Sonó varias veces y al final alguien contestó. La línea chisporroteaba, se oían interferencias y apenas pude averiguar con quién estaba hablando.

—Despacho de Murphy, le habla Carmichael.

—Carmichael —dije alto al auricular—. Soy Harry Dresden. Necesito hablar con Murphy.

—¿Qué? —dijo Carmichael.

Se oyó un chirrido de más interferencias. Maldita sea, los teléfonos siempre se me estropean en los peores momentos.

—No puedo oírlo. ¿Murphy? ¿Quiere hablar con Murphy? ¿De parte de quién? ¿Anderson, eres tú?

—Soy Harry Dresden —grité—. Tengo que hablar con Murphy.

—Eh —gruñó Carmichael—. No te oigo, Andy. Mira, Murphy ha salido. Se fue con una orden para registrar la oficina de Harry Dresden.

—¿Qué ella qué?

—Ha ido a la oficina de Harry Dresden —repitió Carmichael—. Dijo que volvería pronto. Oye, la línea está fatal, intenta llamarla más tarde.

Y me colgó.

Busqué otra moneda de veinticinco centavos con las manos temblorosas y marqué el número de mi oficina. Lo último que me faltaba era Murphy husmeando en mi despacho y puede que incautándose de cosas.
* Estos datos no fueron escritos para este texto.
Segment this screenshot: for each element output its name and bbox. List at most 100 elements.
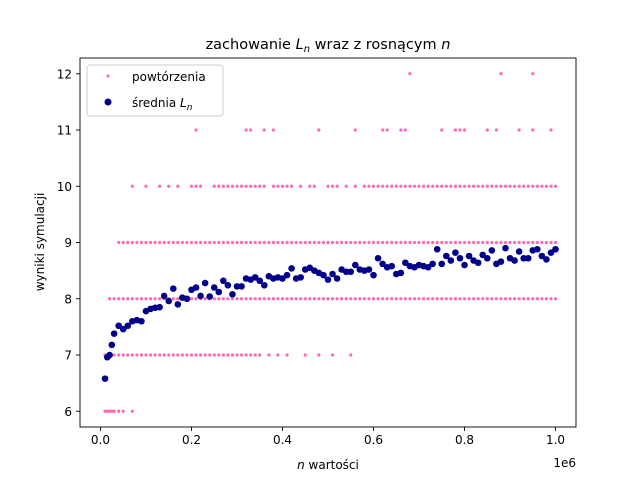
powtorzenia-point bbox=[481, 184, 485, 188]
powtorzenia-point bbox=[290, 297, 294, 301]
legend-label-srednia-sub: n bbox=[187, 103, 193, 113]
powtorzenia-point bbox=[203, 297, 207, 301]
srednia-point bbox=[424, 263, 432, 271]
powtorzenia-point bbox=[153, 297, 157, 301]
srednia-point bbox=[192, 284, 200, 291]
powtorzenia-point bbox=[249, 240, 253, 245]
powtorzenia-point bbox=[317, 297, 321, 301]
srednia-point bbox=[320, 271, 327, 279]
powtorzenia-point bbox=[185, 240, 189, 245]
powtorzenia-point bbox=[344, 184, 348, 188]
powtorzenia-point bbox=[394, 297, 398, 301]
powtorzenia-point bbox=[330, 297, 335, 301]
powtorzenia-point bbox=[153, 353, 157, 357]
powtorzenia-point bbox=[276, 240, 280, 245]
data-points bbox=[101, 72, 559, 413]
powtorzenia-point bbox=[230, 353, 235, 357]
powtorzenia-point bbox=[312, 240, 316, 245]
powtorzenia-point bbox=[285, 240, 289, 245]
powtorzenia-point bbox=[444, 297, 448, 301]
srednia-point bbox=[402, 259, 409, 267]
legend-box bbox=[86, 64, 224, 117]
powtorzenia-point bbox=[308, 240, 312, 245]
powtorzenia-point bbox=[440, 184, 444, 188]
powtorzenia-point bbox=[476, 297, 480, 301]
powtorzenia-point bbox=[412, 297, 417, 301]
powtorzenia-point bbox=[512, 184, 517, 188]
powtorzenia-point bbox=[344, 240, 348, 245]
powtorzenia-point bbox=[540, 297, 544, 301]
powtorzenia-point bbox=[176, 184, 180, 188]
powtorzenia-point bbox=[144, 297, 148, 301]
powtorzenia-point bbox=[176, 353, 180, 357]
powtorzenia-point bbox=[258, 240, 262, 245]
powtorzenia-point bbox=[285, 184, 289, 188]
powtorzenia-point bbox=[317, 353, 321, 357]
powtorzenia-point bbox=[408, 184, 412, 188]
powtorzenia-point bbox=[371, 297, 376, 301]
powtorzenia-point bbox=[435, 297, 439, 301]
powtorzenia-point bbox=[371, 184, 376, 188]
srednia-point bbox=[160, 292, 168, 300]
powtorzenia-point bbox=[399, 128, 403, 132]
powtorzenia-point bbox=[476, 184, 480, 188]
srednia-point bbox=[260, 281, 268, 289]
srednia-point bbox=[256, 277, 264, 285]
powtorzenia-point bbox=[326, 184, 330, 188]
powtorzenia-point bbox=[158, 240, 162, 245]
powtorzenia-point bbox=[417, 184, 421, 188]
powtorzenia-point bbox=[221, 297, 225, 301]
powtorzenia-point bbox=[244, 297, 248, 301]
powtorzenia-point bbox=[435, 184, 439, 188]
powtorzenia-point bbox=[299, 184, 303, 188]
powtorzenia-point bbox=[426, 240, 430, 245]
powtorzenia-point bbox=[458, 297, 462, 301]
powtorzenia-point bbox=[512, 240, 517, 245]
srednia-point bbox=[206, 293, 213, 300]
powtorzenia-point bbox=[381, 128, 385, 132]
powtorzenia-point bbox=[110, 409, 114, 413]
powtorzenia-point bbox=[481, 240, 485, 245]
powtorzenia-point bbox=[239, 184, 244, 188]
srednia-point bbox=[429, 260, 436, 268]
powtorzenia-point bbox=[549, 128, 553, 132]
powtorzenia-point bbox=[544, 184, 549, 188]
powtorzenia-point bbox=[280, 184, 285, 188]
powtorzenia-point bbox=[367, 184, 371, 188]
srednia-point bbox=[474, 259, 482, 267]
powtorzenia-point bbox=[535, 240, 539, 245]
powtorzenia-point bbox=[144, 240, 148, 245]
powtorzenia-point bbox=[540, 240, 544, 245]
powtorzenia-point bbox=[453, 240, 458, 245]
powtorzenia-point bbox=[217, 240, 221, 245]
powtorzenia-point bbox=[522, 297, 526, 301]
powtorzenia-point bbox=[453, 128, 458, 132]
powtorzenia-point bbox=[399, 184, 403, 188]
powtorzenia-point bbox=[235, 184, 239, 188]
powtorzenia-point bbox=[526, 240, 530, 245]
powtorzenia-point bbox=[462, 240, 467, 245]
powtorzenia-point bbox=[503, 184, 508, 188]
powtorzenia-point bbox=[449, 184, 453, 188]
powtorzenia-point bbox=[176, 297, 180, 301]
powtorzenia-point bbox=[285, 297, 289, 301]
powtorzenia-point bbox=[117, 240, 121, 245]
powtorzenia-point bbox=[385, 297, 389, 301]
srednia-point bbox=[238, 283, 245, 290]
powtorzenia-point bbox=[490, 297, 494, 301]
powtorzenia-point bbox=[194, 297, 198, 301]
axis-ticks: 0.0 0.2 0.4 0.6 0.8 1.0 6 7 8 9 10 11 12 bbox=[57, 67, 565, 447]
powtorzenia-point bbox=[303, 353, 307, 357]
powtorzenia-point bbox=[317, 128, 321, 132]
powtorzenia-point bbox=[226, 240, 230, 245]
powtorzenia-point bbox=[217, 297, 221, 301]
srednia-point bbox=[251, 274, 259, 281]
powtorzenia-point bbox=[381, 297, 385, 301]
powtorzenia-point bbox=[444, 240, 448, 245]
powtorzenia-point bbox=[481, 297, 485, 301]
powtorzenia-point bbox=[158, 353, 162, 357]
powtorzenia-point bbox=[271, 297, 275, 301]
powtorzenia-point bbox=[399, 240, 403, 245]
powtorzenia-point bbox=[517, 128, 521, 132]
powtorzenia-point bbox=[412, 184, 417, 188]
Si ponía al escorpión como prueba, estaba perdido. No podría explicárselo a tiempo. Y si me veía cara a cara, estaría tan enfadada conmigo que solo me detendría y me dejaría allí toda la noche. Si eso sucedía, estaría muerto por la mañana.

Sonó un par de veces mi teléfono y después Murphy contestó. Se oía perfectamente.

—Oficina del señor Dresden, dígame.

—Murph —dije—. Gracias a Dios. Mira, tengo que hablar contigo.

Su enfado era casi audible.

—Ya es demasiado tarde para eso, Harry. Deberías haber venido a hablar conmigo esta mañana.

Oí que se movía. Empezó a abrir los cajones.

—Joder, Murph —dije, lleno de frustración—. Sé quién es el asesino. Oye, tienes que alejarte de ese escritorio. Podría ser peligroso.

Creía que le había dicho una mentira, pero mientras le hablaba me di cuenta de que era verdad. Recordé haber visto, o creer que había visto, que el talismán se había movido cuando lo examiné la otra vez. Tal vez no había imaginado nada.

—Peligroso —gruñó Murphy.

Oí cómo sacaba bolígrafos del primer cajón del escritorio y lo revolvía todo.

—Ya te diré yo lo que es peligroso. Joderme es peligroso, Dresden. Esto no es un juego, ya no puedo seguir confiando en tu palabra.

—Murphy —le dije intentando no alterar la voz—, tienes que confiar en mí, solo una vez más. Apártate del escritorio, por favor.

Hubo un silencio durante un instante. Oí que tomaba aire y lo soltaba por la boca. Unos segundos más tarde Murphy dijo con voz dura y profesional:

—¿Por qué, Dresden? ¿Qué estás ocultando?

Oí que abría el segundo cajón.

Se oyó un chasquido y una palabrota en señal de sobresalto lanzada por Murphy. El auricular cayó al suelo. Oí unos disparos terriblemente fuertes que pasaron silbando de rebote y después un grito.

—¡Joder! —le grité al teléfono—. ¡Murphy!

Colgué con fuerza el auricular y eché a correr hacia el taxi.

El perplejo taxista se me quedó mirando.

—Eh, tío, ¿dónde está el incendio?

Pegué un portazo al cerrar la puerta y le di la dirección de mi oficina. Saqué toda la calderilla que me quedaba y le dije:

—Hace cinco minutos que tendríamos que estar allí.

El taxista miró asombrado el dinero, se encogió de hombros y dijo:

—Los locos. Los taxistas siempre pillan a todos los locos.

Después arrancó dejando una nube de humo detrás de nosotros.